How severe does this issue affect your experience of using Ray?
- High: It blocks me to complete my task.
I am simple trying to evaluate a model from a checkpoint for 10 episodes. I am unable to use tune for evaluation as it just seems impossibly complicated to manage the number of episodes it will run - I have no idea why.
Instead, I have moved to try using trainer.evaluate() after restoring my checkpoint using trainer.restore(). This seems to do what I need, minus the auto-generated result information (in Tune) and the fact that it always runs 1 more episode than that defined in the evaluation_duration config parameter.
Why is this the case? And how can I fix it? These are the evaluation-related configuration options I have set:
# Evaluation settings
policy_conf['evaluation_interval'] = 0
policy_conf['evaluation_duration'] = 10 # change to 1 episode?

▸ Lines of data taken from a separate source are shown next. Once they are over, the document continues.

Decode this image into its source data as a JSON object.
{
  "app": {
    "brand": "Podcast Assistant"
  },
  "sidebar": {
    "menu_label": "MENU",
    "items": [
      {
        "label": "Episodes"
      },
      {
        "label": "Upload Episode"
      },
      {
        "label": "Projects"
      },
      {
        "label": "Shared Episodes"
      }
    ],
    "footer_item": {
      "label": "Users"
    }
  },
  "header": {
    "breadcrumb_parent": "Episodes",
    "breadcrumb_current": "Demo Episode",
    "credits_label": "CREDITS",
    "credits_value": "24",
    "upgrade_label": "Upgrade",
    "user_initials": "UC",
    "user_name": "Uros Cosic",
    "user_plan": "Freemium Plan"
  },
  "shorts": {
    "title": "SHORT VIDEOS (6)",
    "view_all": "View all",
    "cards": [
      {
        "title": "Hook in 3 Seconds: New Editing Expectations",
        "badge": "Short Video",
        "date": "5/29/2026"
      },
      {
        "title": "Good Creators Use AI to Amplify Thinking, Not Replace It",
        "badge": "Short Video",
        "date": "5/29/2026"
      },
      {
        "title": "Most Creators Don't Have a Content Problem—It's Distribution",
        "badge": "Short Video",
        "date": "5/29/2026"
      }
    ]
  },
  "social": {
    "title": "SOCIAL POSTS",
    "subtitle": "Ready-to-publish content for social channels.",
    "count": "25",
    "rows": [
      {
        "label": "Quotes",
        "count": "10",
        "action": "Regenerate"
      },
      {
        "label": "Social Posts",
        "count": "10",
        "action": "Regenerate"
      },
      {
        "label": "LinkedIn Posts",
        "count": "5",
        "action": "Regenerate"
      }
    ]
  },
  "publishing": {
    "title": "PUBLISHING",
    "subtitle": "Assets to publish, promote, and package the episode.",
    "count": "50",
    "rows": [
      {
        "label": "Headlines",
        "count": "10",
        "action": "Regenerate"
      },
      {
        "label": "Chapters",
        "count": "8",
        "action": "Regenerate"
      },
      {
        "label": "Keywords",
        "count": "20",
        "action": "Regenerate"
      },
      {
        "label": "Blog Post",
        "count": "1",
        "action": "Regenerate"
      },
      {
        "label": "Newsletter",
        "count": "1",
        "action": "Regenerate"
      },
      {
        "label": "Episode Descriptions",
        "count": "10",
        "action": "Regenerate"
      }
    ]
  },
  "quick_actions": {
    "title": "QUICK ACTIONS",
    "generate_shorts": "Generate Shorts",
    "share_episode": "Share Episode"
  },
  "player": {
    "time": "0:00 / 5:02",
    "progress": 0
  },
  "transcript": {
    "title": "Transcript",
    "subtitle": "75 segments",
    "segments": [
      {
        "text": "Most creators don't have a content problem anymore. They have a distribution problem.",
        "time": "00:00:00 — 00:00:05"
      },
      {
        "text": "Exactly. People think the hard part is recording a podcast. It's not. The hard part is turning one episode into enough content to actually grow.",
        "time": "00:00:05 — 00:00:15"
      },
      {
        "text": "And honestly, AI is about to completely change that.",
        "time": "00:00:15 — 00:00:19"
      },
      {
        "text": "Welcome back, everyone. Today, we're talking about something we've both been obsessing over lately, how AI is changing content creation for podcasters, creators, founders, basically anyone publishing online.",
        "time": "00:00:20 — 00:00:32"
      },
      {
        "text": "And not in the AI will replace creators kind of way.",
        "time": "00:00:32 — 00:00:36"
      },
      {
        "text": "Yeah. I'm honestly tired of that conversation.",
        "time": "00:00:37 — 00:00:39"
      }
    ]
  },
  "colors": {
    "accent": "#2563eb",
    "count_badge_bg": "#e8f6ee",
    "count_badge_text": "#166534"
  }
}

policy_conf['evaluation_duration_unit'] = 'episodes'
policy_conf['evaluation_parallel_to_training'] = False
policy_conf['in_evaluation'] = False
policy_conf['evaluation_config'] = {}
policy_conf['evaluation_num_workers'] = 1
policy_conf['custom_eval_function'] = None
policy_conf['always_attach_evaluation_results'] = True
policy_conf['sample_async'] = False
Let me know if any other information is required. I would appreciate any help at all, on the matter. Thank you.